Fill ‘ er Up, Please! Take a pit stop across America with Wright Museum’s exhibit
Fill up on a tankful of Americana as the Wright Museum in Wolfeboro, NH, focuses on a driving part of life in the United States in the 1940s
A new display at the museum on Center Street recreates a WWII-era filling station that illustrates how such businesses fueled both work and play on the home front.
Marking the official opening of the installation, the museum hosted Tuesday, July 6, a program in which wartime gas stations and their place in the broader context of American history were explored.
During WWII, American auto manufacturers were fully committed to war production and new cars were not being made for the civilian market, curators said. Motorists, therefore, needed to do all they could to keep their pre-war jalopies roadworthy. As a result, WWII-era filling stations took on a vitally patriotic role by keeping older model cars in good repair.
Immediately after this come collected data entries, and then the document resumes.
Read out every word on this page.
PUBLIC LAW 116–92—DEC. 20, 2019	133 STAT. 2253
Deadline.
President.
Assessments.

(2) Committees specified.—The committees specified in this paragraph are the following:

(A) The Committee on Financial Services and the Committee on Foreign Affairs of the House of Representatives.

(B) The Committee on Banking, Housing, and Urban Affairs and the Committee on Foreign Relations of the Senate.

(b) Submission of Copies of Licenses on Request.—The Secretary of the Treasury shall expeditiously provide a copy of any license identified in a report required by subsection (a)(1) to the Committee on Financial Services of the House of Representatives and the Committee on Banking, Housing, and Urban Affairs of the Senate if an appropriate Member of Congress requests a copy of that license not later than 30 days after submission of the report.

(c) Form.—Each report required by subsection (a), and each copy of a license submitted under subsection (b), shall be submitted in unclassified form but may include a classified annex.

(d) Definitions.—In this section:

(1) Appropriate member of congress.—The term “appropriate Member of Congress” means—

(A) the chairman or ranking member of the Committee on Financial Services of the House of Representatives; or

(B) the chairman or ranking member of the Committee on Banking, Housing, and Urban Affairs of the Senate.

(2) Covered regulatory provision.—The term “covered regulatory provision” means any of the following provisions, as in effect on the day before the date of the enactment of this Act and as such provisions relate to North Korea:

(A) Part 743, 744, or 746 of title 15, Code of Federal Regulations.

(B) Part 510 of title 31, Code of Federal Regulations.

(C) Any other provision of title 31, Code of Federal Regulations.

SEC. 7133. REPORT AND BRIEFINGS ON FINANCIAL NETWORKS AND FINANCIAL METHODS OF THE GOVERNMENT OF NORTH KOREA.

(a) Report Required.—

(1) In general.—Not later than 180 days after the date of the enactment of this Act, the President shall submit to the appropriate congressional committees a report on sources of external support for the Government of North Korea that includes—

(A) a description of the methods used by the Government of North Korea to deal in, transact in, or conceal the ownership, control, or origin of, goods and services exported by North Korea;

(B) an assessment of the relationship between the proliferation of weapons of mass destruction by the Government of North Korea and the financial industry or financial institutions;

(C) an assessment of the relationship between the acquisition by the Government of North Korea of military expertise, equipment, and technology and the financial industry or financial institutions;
“Use it up, wear it out, make it do, or do without was the mantra of the day,” said Wright Museum Director Mark Foynes, who co-presented the program with John Warner, owner of the Melvin Garage of Melvin Village. “Folks made do with what they had so the nation’s industry could fulfill America’s role as the ‘Arsenal of Democracy’,” said Warner, who also is a member of the museum’s board of directors.
With the rise of the automobile decades earlier, America’s roadside architecture changed to reflect its people’s increased mobility. Filling stations helped define the streetscapes of the mid-20th century.
The addition of the new exhibit “enhances the Wright Museum’s ability to evoke the broad totality of American culture during the WWII years,” Foynes said.
“Building a 1940s gas station was part of (late museum founder) David Wright’s original vision for the Home Front Room,” said the exhibit’s sponsor, Richie Clyne. “He and I used to talk about what it would look like and how much visitors would enjoy the display,” Clyne said. “That was just a little while before he died. ...I’m proud to have had the chance to be part of fulfilling that original vision.”
In addition to the lecture and the exhibit opening, Warner displayed several items of vintage petrolina and other gas station collectibles on the evening of the lecture.